Since when would anyone consider Antarctica a desert? Where’s the sand? The extreme heat? The heatstroke? Cacti? The romance of the imagery in the desert? That cow skull that keeps showing up?
That’s the ticket. When we think Antarctica, we think of this:
See, what we normally think of Antarctica is happening along the coasts. A lot of what makes a desert a desert to begin with is a massive lack of precipitation, which includes rain and snow. We get that the Sahara, much of the Australian Outback, the Mojave don’t get a lot of rain. It may be hard to believe this, but while the coasts do get quite a bit of precipitation, as snow, maybe even rain, the interior receives very little amounts of annual snowfall in the form of ‘diamond dust‘. Sounds romantic, but thanks to the weather system that exists in the South Pole and the interior, the winds are abhorrently violent. Forget staying cozy in the many research stations in the continent. You’re trying to stay warm.
This also could mean that individual snowflakes in the interior, the ones inside the permafrost, may indeed be thousands of years old. However, scientists are trying to go deeper, since there may be more beneath the surface of the permafrost than ancient ice crystals. Why? Earlier this year, scientists have some evidence that there could very well be stuff underneath the permafrost that we’ve not seen before because, well, it’s hidden. Canyons. Under-ice lakes. Life. This could be a completely different thing than desert flora and fauna, since it may not actually be a desert underneath the ice. It may even give us some clues about ancient climate and a better description of the Earth’s climate cycles. Life may have been going on there for years and we wouldn’t have otherwise known without some sophisticated equipment. There’s a lot to find, but there’s a lot to do first.
If life exists under the permafrost, it’s likely to be in water, kept warm and livable by two things. First, the permafrost protects the surface from violent, nasty winds (like any other frozen lake in the world), so that’s the surface covered. Second, the lakes may be kept warm due to geothermal heat from far beneath the ice. So what happens if scientists just dig without abandon? Well, expect to get fired like hell because without due diligence, you may end up falling into a sudden ice gap or even the aforementioned canyons because you didn’t check your instruments. Ice could fall into the lakes and kill whatever’s down there; we don’t know what life is down there and they may not be as adept at dodging falling things like their coastal brethren. Also, once the under-ice lake is exposed, who knows what the nasty local climate can do to it? OK, maybe they could just build a dome on top of the dig site, but then there are engineering concerns that hopefully, that giant thing of permafrost the researchers are sitting doesn’t suddenly come crashing down. Hey, if they can build research stations and telescopes (like the featured image) safely, we can engineer safer research stations and exploration methods. Have a little faith in our scientific abilities.

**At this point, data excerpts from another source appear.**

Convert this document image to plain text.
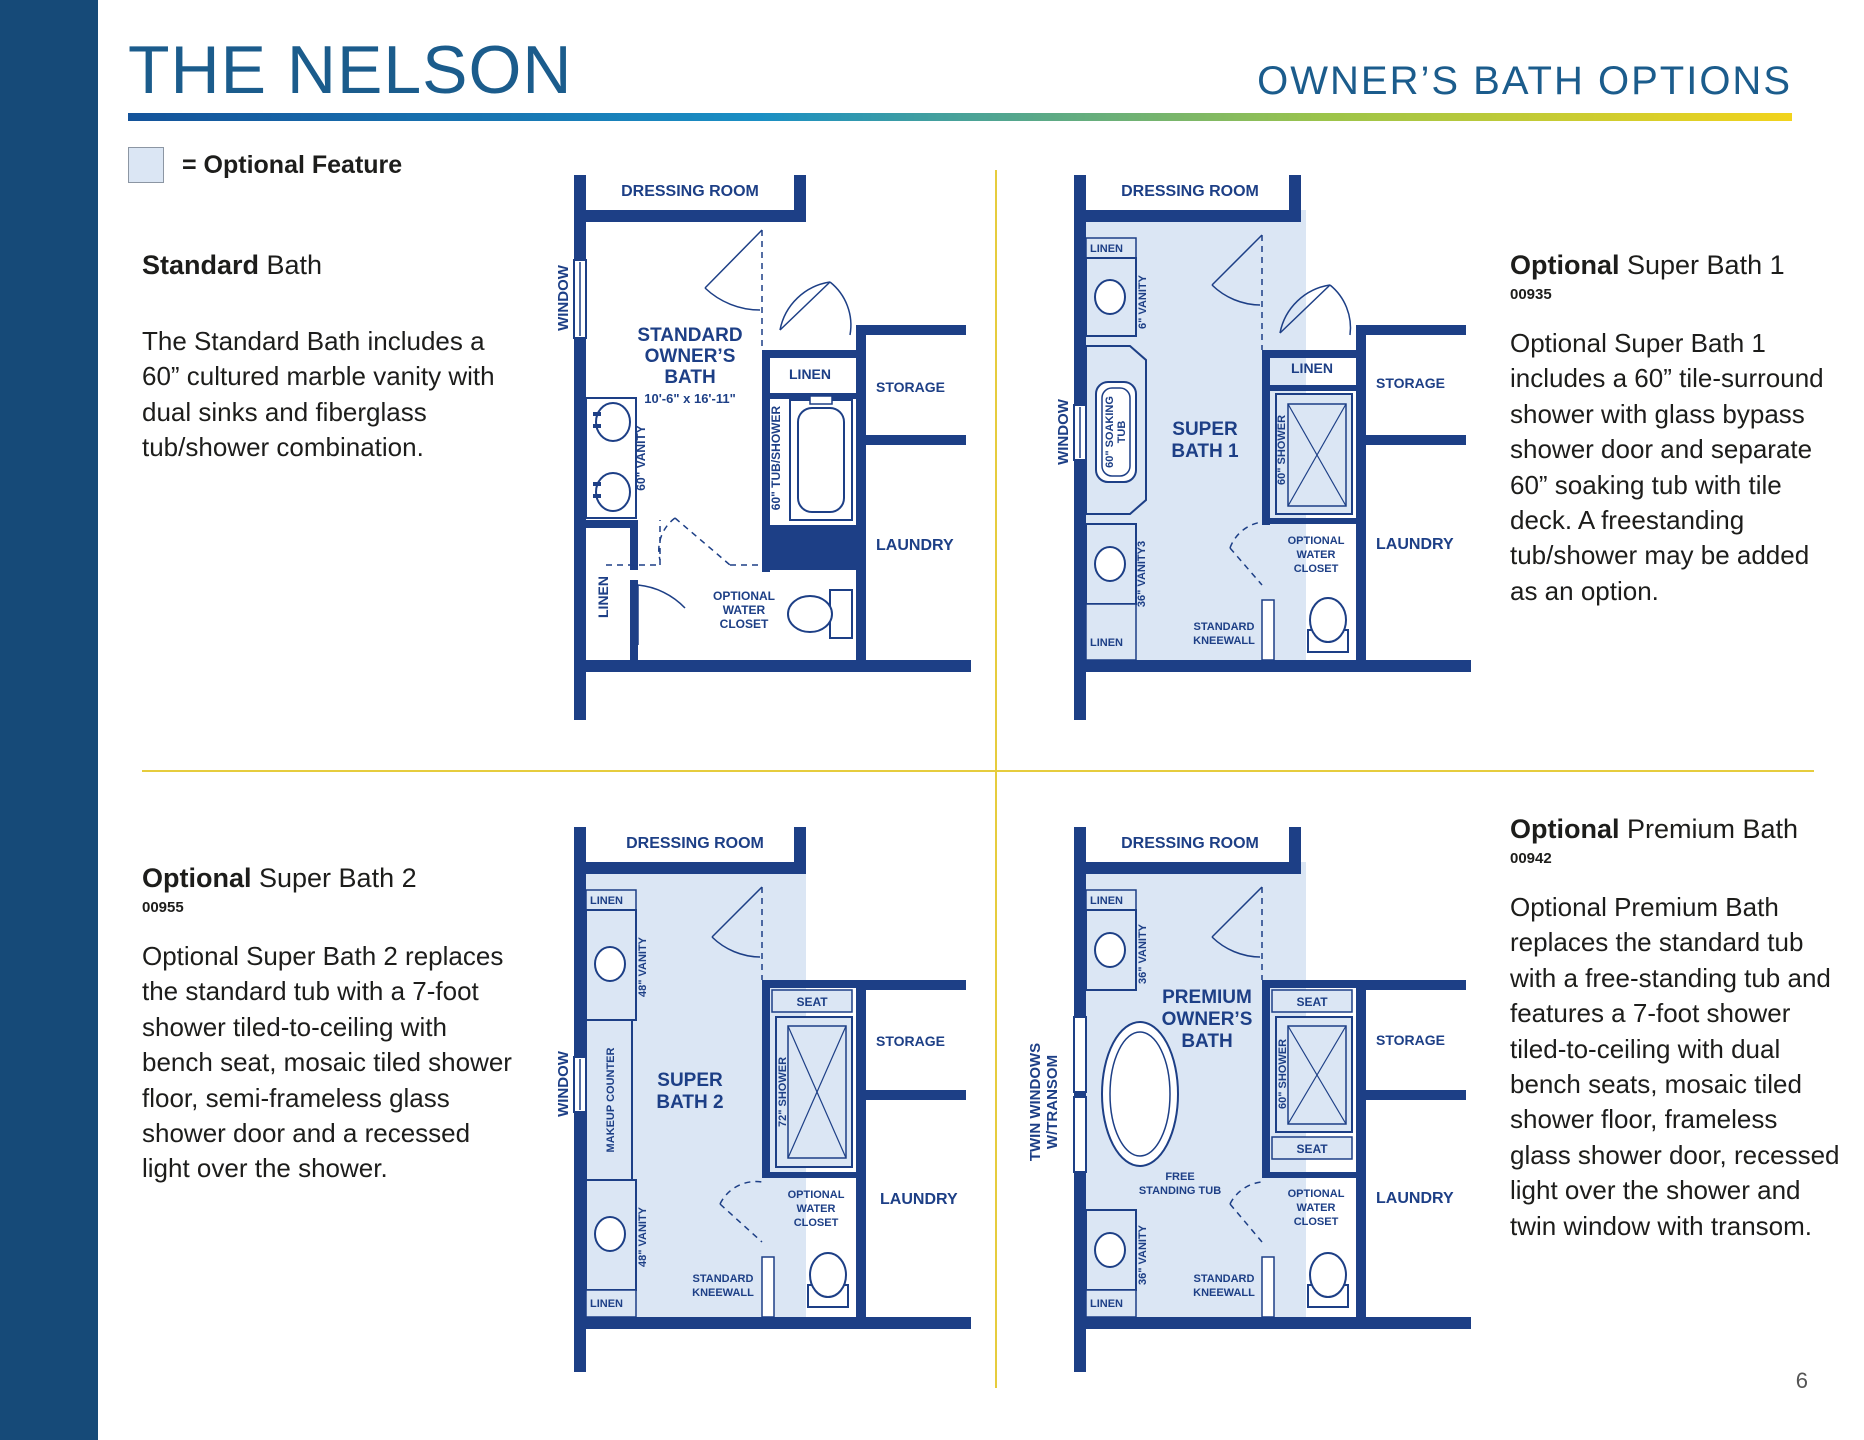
THE NELSON	OWNER’S BATH OPTIONS
= Optional Feature
Standard Bath
The Standard Bath includes a 60” cultured marble vanity with dual sinks and fiberglass tub/shower combination.
Optional Super Bath 1
00935
Optional Super Bath 1 includes a 60” tile-surround shower with glass bypass shower door and separate 60” soaking tub with tile deck. A freestanding tub/shower may be added as an option.
Optional Super Bath 2
00955
Optional Super Bath 2 replaces the standard tub with a 7-foot shower tiled-to-ceiling with bench seat, mosaic tiled shower floor, semi-frameless glass shower door and a recessed light over the shower.
Optional Premium Bath
00942
Optional Premium Bath replaces the standard tub with a free-standing tub and features a 7-foot shower tiled-to-ceiling with dual bench seats, mosaic tiled shower floor, frameless glass shower door, recessed light over the shower and twin window with transom.
DRESSING ROOM
WINDOW
STANDARD
OWNER’S
BATH
10'-6" x 16'-11"
LINEN
60" VANITY	60" TUB/SHOWER
LINEN
STORAGE
LAUNDRY
OPTIONAL
WATER
CLOSET
DRESSING ROOM
WINDOW
LINEN
6" VANITY
60" SOAKING TUB SUPER
BATH 1
LINEN
60" SHOWER
36" VANITY3
LINEN
STORAGE
LAUNDRY
OPTIONAL
WATER
CLOSET
STANDARD
KNEEWALL
DRESSING ROOM
WINDOW
LINEN
48" VANITY
MAKEUP COUNTER
48" VANITY
LINEN
SUPER
BATH 2
SEAT
72" SHOWER
STORAGE
LAUNDRY
OPTIONAL
WATER
CLOSET
STANDARD
KNEEWALL
DRESSING ROOM
TWIN WINDOWS W/TRANSOM
LINEN
36" VANITY
PREMIUM
OWNER’S
BATH
SEAT
60" SHOWER
SEAT
FREE
STANDING TUB
36" VANITY
LINEN
STORAGE
LAUNDRY
OPTIONAL
WATER
CLOSET
STANDARD
KNEEWALL
6
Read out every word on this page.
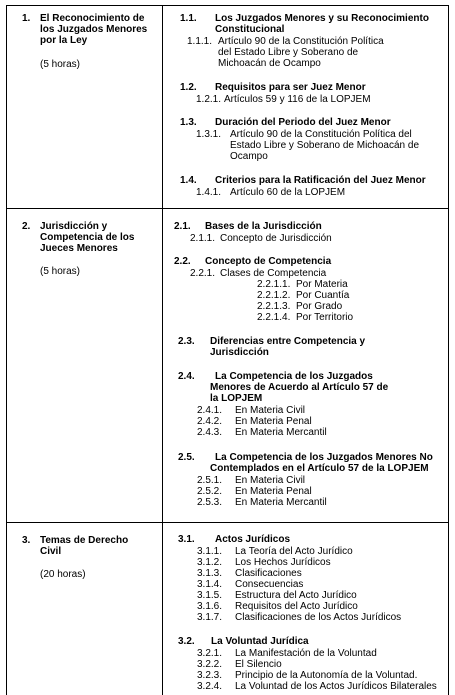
1. El Reconocimiento de
los Juzgados Menores
por la Ley
(5 horas)
1.1. Los Juzgados Menores y su Reconocimiento
Constitucional
1.1.1. Artículo 90 de la Constitución Política
del Estado Libre y Soberano de
Michoacán de Ocampo
1.2. Requisitos para ser Juez Menor
1.2.1. Artículos 59 y 116 de la LOPJEM
1.3. Duración del Periodo del Juez Menor
1.3.1. Artículo 90 de la Constitución Política del
Estado Libre y Soberano de Michoacán de
Ocampo
1.4. Criterios para la Ratificación del Juez Menor
1.4.1. Artículo 60 de la LOPJEM
2. Jurisdicción y
Competencia de los
Jueces Menores
(5 horas)
2.1. Bases de la Jurisdicción
2.1.1. Concepto de Jurisdicción
2.2. Concepto de Competencia
2.2.1. Clases de Competencia
2.2.1.1. Por Materia
2.2.1.2. Por Cuantía
2.2.1.3. Por Grado
2.2.1.4. Por Territorio
2.3. Diferencias entre Competencia y
Jurisdicción
2.4. La Competencia de los Juzgados
Menores de Acuerdo al Artículo 57 de
la LOPJEM
2.4.1. En Materia Civil
2.4.2. En Materia Penal
2.4.3. En Materia Mercantil
2.5. La Competencia de los Juzgados Menores No
Contemplados en el Artículo 57 de la LOPJEM
2.5.1. En Materia Civil
2.5.2. En Materia Penal
2.5.3. En Materia Mercantil
3. Temas de Derecho
Civil
(20 horas)
3.1. Actos Jurídicos
3.1.1. La Teoría del Acto Jurídico
3.1.2. Los Hechos Jurídicos
3.1.3. Clasificaciones
3.1.4. Consecuencias
3.1.5. Estructura del Acto Jurídico
3.1.6. Requisitos del Acto Jurídico
3.1.7. Clasificaciones de los Actos Jurídicos
3.2. La Voluntad Jurídica
3.2.1. La Manifestación de la Voluntad
3.2.2. El Silencio
3.2.3. Principio de la Autonomía de la Voluntad.
3.2.4. La Voluntad de los Actos Jurídicos Bilaterales
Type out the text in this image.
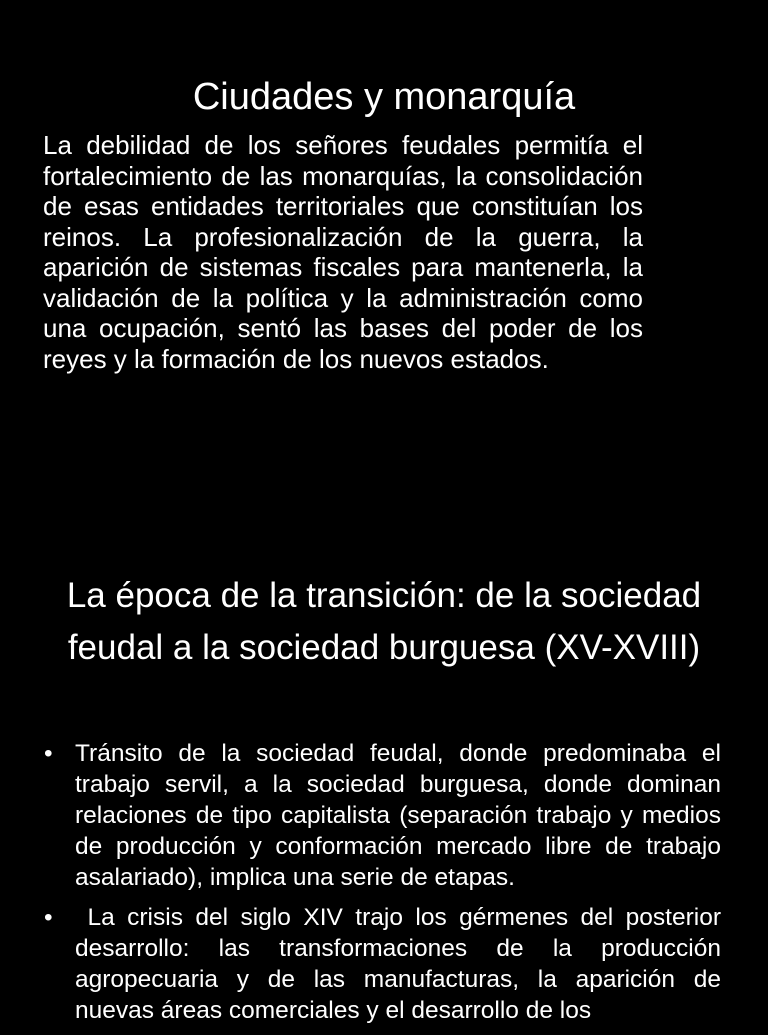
Ciudades y monarquía

La debilidad de los señores feudales permitía el fortalecimiento de las monarquías, la consolidación de esas entidades territoriales que constituían los reinos. La profesionalización de la guerra, la aparición de sistemas fiscales para mantenerla, la validación de la política y la administración como una ocupación, sentó las bases del poder de los reyes y la formación de los nuevos estados.

La época de la transición: de la sociedad feudal a la sociedad burguesa (XV-XVIII)
• Tránsito de la sociedad feudal, donde predominaba el trabajo servil, a la sociedad burguesa, donde dominan relaciones de tipo capitalista (separación trabajo y medios de producción y conformación mercado libre de trabajo asalariado), implica una serie de etapas.
• La crisis del siglo XIV trajo los gérmenes del posterior desarrollo: las transformaciones de la producción agropecuaria y de las manufacturas, la aparición de nuevas áreas comerciales y el desarrollo de los
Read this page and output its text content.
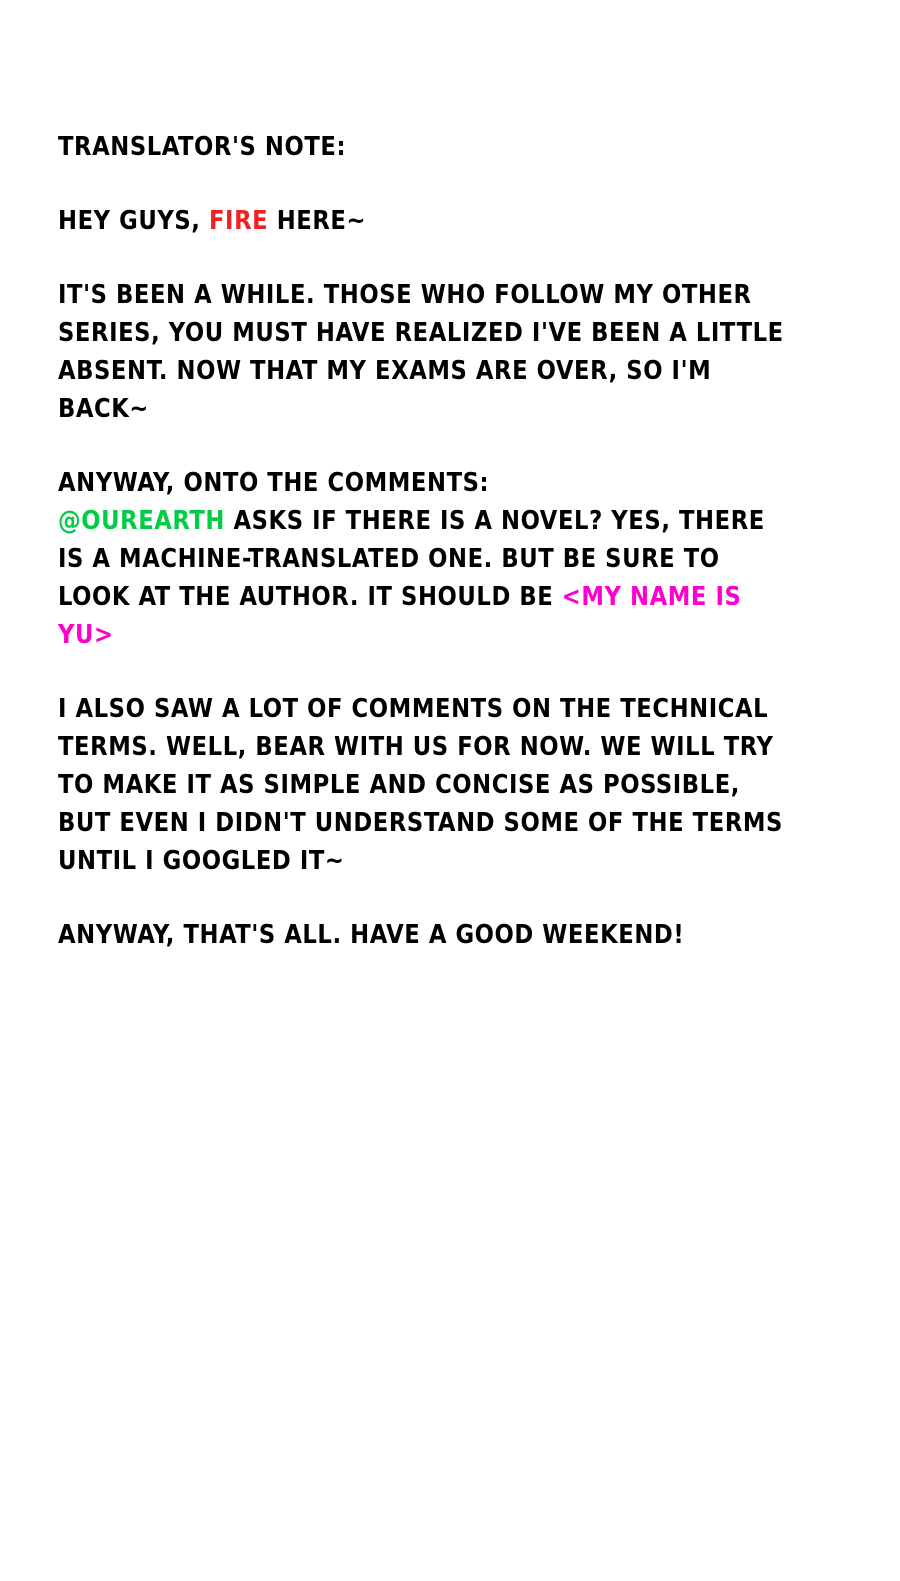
TRANSLATOR'S NOTE:
HEY GUYS, FIRE HERE~
IT'S BEEN A WHILE. THOSE WHO FOLLOW MY OTHER SERIES, YOU MUST HAVE REALIZED I'VE BEEN A LITTLE ABSENT. NOW THAT MY EXAMS ARE OVER, SO I'M BACK~
ANYWAY, ONTO THE COMMENTS:
@OUREARTH ASKS IF THERE IS A NOVEL? YES, THERE IS A MACHINE-TRANSLATED ONE. BUT BE SURE TO LOOK AT THE AUTHOR. IT SHOULD BE <MY NAME IS YU>
I ALSO SAW A LOT OF COMMENTS ON THE TECHNICAL TERMS. WELL, BEAR WITH US FOR NOW. WE WILL TRY TO MAKE IT AS SIMPLE AND CONCISE AS POSSIBLE, BUT EVEN I DIDN'T UNDERSTAND SOME OF THE TERMS UNTIL I GOOGLED IT~
ANYWAY, THAT'S ALL. HAVE A GOOD WEEKEND!
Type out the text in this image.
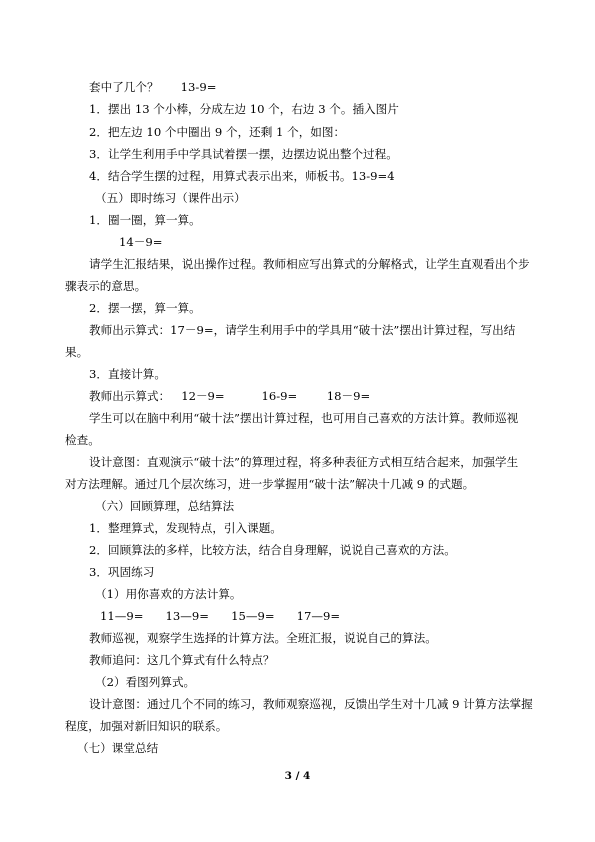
套中了几个？      13-9=
1．摆出 13 个小棒，分成左边 10 个，右边 3 个。插入图片
2．把左边 10 个中圈出 9 个，还剩 1 个，如图：
3．让学生利用手中学具试着摆一摆，边摆边说出整个过程。
4．结合学生摆的过程，用算式表示出来，师板书。13-9=4
（五）即时练习（课件出示）
1．圈一圈，算一算。
14－9=
请学生汇报结果，说出操作过程。教师相应写出算式的分解格式，让学生直观看出个步
骤表示的意思。
2．摆一摆，算一算。
教师出示算式：17－9=，请学生利用手中的学具用“破十法”摆出计算过程，写出结
果。
3．直接计算。
教师出示算式：   12－9=          16-9=        18－9=
学生可以在脑中利用“破十法”摆出计算过程，也可用自己喜欢的方法计算。教师巡视
检查。
设计意图：直观演示“破十法”的算理过程，将多种表征方式相互结合起来，加强学生
对方法理解。通过几个层次练习，进一步掌握用“破十法”解决十几减 9 的式题。
（六）回顾算理，总结算法
1．整理算式，发现特点，引入课题。
2．回顾算法的多样，比较方法，结合自身理解，说说自己喜欢的方法。
3．巩固练习
（1）用你喜欢的方法计算。
11—9=      13—9=      15—9=      17—9=
教师巡视，观察学生选择的计算方法。全班汇报，说说自己的算法。
教师追问：这几个算式有什么特点？
（2）看图列算式。
设计意图：通过几个不同的练习，教师观察巡视，反馈出学生对十几减 9 计算方法掌握
程度，加强对新旧知识的联系。
（七）课堂总结
3 / 4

Even if we can map every inch of the Earth and Google Maps our way to anywhere we please (some directions may involve swimming, dragons, and royal carriage), the Antarctic, or rather what’s under it, is still very much a frontier. We’re not done exploring this planet yet, and maybe it’ll give us more insights on how to explore a new planet once we get there. After all, you wouldn’t want to just buy a house without checking out everything, no?